Genetically Modified Vegetables
In nature, external genes that penetrate plant cells can cause changes in DNA. Genetic engineers use a “gene gun” to fire genes into a plant; they also insert genes with a tiny syringe and attach them to a virus that penetrates plans. The first genetically engineered vegetable sold commercially was a tomato that ripened without getting soft. Scientists are now engineering vegetables yield seedless varieties, to resist certain diseases and insects and to ship and store better. A laboratory is ordinarily needed to genetically engineer vegetables.
The science of genetically modified (GM) plants is still evolving; the possibilities for future genetically modified vegetables is wide ranging. One advantage to GM plants is that growers do not have to use toxic chemical pesticides on vegetables engineered to withstand insect damage. It is expensive to remove weeds by hand or with machines; vegetables can be engineered to resist herbicides that kill weeds, making them cheaper to grow. Botanists are working to create vegetables that resist disease-bearing bacteria, fungi and viruses. A gene from cold-water fish added to potato plants has helped seedlings withstand freezing temperatures. Plant scientists are working on creating vegetables that can withstand drought or soil with high salt content. Rice has been genetically modified to contain more beta-carotene (vitamin A). Researchers are working to engineer edible vaccines in potatoes and tomatoes. Vegetables are being modified to ship better and store longer.
Debate continues as to whether or not pollen from corn genetically modified with an insect-killing bacterium kills monarch butterflies. Some fear that insects will become resistant to pesticides added genetically to crops, making those crops vulnerable in the future. Critics assert that genes from plants engineered to tolerate herbicides may jump to weeds through cross pollination, creating super-weeds, or that genes from genetically modified plants may jump to unmodified plants. Some fear that unknown disease could strike a genetically modified crop that dominates the market; there is protection in the diversity of unmodified plants.

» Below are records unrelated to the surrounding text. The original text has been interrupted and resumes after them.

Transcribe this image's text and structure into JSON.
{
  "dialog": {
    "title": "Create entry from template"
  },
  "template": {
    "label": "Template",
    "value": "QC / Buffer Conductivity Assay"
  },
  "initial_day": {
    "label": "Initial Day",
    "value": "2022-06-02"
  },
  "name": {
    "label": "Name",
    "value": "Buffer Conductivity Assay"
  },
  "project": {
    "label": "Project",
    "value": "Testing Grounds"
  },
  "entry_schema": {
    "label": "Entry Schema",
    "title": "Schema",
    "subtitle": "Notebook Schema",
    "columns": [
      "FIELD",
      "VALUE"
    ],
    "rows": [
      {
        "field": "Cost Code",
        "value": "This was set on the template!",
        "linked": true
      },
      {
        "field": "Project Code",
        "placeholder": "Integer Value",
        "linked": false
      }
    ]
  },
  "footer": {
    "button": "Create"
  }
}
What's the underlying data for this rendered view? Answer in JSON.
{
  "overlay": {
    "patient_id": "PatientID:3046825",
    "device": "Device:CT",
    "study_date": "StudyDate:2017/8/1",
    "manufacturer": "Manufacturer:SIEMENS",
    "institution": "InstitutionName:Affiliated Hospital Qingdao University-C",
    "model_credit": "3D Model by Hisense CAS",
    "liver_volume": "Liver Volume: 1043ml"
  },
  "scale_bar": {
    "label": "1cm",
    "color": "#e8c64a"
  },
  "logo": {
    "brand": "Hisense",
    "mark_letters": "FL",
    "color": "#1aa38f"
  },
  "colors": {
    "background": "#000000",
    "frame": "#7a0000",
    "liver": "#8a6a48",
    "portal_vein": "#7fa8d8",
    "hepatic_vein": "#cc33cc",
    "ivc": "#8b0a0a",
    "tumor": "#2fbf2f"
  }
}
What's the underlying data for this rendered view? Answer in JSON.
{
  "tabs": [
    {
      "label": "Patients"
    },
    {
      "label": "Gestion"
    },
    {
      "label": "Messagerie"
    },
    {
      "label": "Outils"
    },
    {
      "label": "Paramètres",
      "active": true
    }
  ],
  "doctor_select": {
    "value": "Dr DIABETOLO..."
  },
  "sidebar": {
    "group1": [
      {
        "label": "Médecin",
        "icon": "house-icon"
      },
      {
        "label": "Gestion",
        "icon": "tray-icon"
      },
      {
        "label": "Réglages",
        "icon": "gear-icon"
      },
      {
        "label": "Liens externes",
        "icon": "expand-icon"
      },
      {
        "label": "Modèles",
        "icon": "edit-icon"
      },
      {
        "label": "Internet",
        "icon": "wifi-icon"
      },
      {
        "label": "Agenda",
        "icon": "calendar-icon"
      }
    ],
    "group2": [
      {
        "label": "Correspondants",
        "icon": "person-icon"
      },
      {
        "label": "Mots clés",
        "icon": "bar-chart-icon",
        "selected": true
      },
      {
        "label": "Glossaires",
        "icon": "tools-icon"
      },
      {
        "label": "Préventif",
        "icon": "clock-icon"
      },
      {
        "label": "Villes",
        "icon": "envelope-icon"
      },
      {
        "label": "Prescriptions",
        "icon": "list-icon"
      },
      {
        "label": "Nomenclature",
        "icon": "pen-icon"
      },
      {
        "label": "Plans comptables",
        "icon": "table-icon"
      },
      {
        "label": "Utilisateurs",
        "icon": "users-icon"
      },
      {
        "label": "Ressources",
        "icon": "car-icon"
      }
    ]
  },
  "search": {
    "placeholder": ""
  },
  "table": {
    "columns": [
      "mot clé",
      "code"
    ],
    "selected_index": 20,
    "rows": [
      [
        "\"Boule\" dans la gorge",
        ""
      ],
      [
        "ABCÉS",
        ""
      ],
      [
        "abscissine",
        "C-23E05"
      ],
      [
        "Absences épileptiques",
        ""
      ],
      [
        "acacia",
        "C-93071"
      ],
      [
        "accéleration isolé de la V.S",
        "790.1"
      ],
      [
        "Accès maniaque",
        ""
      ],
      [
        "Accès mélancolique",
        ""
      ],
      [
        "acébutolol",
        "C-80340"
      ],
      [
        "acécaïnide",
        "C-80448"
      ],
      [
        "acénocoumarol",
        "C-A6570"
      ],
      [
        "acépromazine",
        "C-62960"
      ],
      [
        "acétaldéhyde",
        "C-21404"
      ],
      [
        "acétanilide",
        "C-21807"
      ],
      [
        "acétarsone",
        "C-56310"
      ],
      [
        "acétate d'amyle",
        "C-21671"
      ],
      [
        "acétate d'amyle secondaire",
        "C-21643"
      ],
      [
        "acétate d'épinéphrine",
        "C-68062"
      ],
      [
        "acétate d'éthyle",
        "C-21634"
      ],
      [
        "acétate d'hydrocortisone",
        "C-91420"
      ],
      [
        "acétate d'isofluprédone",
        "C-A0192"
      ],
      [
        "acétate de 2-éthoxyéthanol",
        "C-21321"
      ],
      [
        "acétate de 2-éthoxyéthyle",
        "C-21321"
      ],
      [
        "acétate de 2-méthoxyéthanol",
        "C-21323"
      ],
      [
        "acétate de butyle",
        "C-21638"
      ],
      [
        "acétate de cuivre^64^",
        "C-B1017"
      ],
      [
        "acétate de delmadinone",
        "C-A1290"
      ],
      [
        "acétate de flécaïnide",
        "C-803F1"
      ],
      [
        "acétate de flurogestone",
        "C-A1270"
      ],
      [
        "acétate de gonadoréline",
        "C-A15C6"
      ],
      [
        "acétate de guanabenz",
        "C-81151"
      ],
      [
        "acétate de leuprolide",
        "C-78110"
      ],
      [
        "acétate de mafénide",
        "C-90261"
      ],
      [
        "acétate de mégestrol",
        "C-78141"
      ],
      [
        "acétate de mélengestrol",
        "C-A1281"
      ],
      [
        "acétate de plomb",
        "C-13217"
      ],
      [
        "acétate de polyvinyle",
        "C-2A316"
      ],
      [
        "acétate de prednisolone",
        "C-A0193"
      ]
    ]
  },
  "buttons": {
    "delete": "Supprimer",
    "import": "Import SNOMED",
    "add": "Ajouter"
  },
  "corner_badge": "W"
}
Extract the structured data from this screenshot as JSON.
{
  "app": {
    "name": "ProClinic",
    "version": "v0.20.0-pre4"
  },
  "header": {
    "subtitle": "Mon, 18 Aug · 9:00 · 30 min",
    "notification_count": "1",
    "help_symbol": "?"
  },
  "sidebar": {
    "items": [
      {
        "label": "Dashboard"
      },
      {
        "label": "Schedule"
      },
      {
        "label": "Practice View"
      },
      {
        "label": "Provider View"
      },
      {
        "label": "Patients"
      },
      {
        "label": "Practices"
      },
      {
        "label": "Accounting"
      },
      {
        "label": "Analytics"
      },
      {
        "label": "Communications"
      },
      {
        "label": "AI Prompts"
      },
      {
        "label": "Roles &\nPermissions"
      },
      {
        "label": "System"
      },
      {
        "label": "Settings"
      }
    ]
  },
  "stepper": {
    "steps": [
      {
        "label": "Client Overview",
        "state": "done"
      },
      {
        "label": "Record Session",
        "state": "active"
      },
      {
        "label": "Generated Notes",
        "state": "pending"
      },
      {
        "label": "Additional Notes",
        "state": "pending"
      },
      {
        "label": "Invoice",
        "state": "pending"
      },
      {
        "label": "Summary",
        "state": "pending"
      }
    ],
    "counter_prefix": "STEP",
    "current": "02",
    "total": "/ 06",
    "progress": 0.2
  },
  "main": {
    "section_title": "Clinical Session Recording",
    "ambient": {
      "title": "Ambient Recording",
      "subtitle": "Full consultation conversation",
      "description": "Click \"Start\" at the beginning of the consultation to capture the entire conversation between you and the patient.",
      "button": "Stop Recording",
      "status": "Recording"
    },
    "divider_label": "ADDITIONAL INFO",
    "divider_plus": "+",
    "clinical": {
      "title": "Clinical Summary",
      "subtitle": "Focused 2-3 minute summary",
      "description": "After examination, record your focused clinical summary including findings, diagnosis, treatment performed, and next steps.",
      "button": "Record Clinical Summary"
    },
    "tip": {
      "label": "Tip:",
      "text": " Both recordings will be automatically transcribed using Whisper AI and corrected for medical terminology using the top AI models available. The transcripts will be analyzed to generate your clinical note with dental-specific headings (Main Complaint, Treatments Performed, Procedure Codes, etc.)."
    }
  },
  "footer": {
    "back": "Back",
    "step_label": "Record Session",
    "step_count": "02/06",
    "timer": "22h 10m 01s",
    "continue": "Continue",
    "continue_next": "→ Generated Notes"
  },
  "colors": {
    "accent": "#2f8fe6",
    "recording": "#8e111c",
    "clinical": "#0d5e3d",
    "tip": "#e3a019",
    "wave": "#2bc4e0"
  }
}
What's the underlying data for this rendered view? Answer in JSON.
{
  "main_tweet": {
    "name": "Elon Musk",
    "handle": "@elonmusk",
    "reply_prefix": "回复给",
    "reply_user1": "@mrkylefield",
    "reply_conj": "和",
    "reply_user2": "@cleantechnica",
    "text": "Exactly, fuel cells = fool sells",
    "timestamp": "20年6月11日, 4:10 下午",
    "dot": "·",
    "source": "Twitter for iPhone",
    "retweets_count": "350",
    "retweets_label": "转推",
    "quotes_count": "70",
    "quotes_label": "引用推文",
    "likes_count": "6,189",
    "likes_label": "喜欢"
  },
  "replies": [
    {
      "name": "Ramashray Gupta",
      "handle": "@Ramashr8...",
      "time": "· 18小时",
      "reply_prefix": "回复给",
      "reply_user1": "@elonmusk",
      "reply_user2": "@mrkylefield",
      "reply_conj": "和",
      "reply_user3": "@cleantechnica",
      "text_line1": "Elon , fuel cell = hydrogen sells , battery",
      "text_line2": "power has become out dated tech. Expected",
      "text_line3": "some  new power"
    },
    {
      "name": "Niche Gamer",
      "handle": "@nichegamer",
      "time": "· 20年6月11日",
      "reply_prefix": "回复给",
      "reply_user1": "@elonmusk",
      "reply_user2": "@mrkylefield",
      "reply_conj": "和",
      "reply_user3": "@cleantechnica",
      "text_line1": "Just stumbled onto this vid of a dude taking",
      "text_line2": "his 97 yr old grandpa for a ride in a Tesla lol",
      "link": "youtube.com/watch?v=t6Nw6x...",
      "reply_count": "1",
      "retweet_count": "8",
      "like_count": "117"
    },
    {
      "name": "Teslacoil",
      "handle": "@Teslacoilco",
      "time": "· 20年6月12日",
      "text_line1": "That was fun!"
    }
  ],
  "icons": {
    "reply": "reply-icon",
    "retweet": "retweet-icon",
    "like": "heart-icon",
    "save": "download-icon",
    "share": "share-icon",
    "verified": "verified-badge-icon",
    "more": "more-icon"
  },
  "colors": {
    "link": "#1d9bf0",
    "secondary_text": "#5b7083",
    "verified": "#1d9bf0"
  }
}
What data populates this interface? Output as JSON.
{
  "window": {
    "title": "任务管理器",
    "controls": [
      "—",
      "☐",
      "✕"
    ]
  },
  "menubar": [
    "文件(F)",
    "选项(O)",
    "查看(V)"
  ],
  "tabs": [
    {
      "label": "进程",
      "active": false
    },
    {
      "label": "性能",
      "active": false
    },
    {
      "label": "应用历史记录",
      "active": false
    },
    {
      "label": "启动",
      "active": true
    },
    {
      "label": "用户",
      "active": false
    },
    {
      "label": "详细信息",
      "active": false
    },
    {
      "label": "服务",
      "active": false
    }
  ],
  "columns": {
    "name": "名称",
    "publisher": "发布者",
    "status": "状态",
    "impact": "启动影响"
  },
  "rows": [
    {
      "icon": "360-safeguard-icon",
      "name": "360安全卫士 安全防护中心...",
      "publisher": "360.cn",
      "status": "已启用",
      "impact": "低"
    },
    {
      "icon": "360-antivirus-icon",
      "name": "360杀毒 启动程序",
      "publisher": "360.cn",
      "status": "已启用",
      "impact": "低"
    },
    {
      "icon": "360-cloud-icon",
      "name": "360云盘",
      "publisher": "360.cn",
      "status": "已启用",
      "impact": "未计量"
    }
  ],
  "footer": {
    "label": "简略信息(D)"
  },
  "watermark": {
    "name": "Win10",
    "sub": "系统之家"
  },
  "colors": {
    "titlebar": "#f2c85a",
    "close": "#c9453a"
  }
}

Ethical and Health Concerns
Critics of GM crops assert that it is a violation of nature to mix genes among species, to add plant genes to animals and animal genes to plants. Some fear that companies that own patents to genetically modified plants will dominate markets to the detriment of the developing world.
Deborah P. Whitman, senior biotechnology editor for Proquest, an information company, says that, on the whole, scientists do not believe there is a risk to human health from eating genetically modified food. The exception is the unproven possibility of the appearance of unanticipated allergens.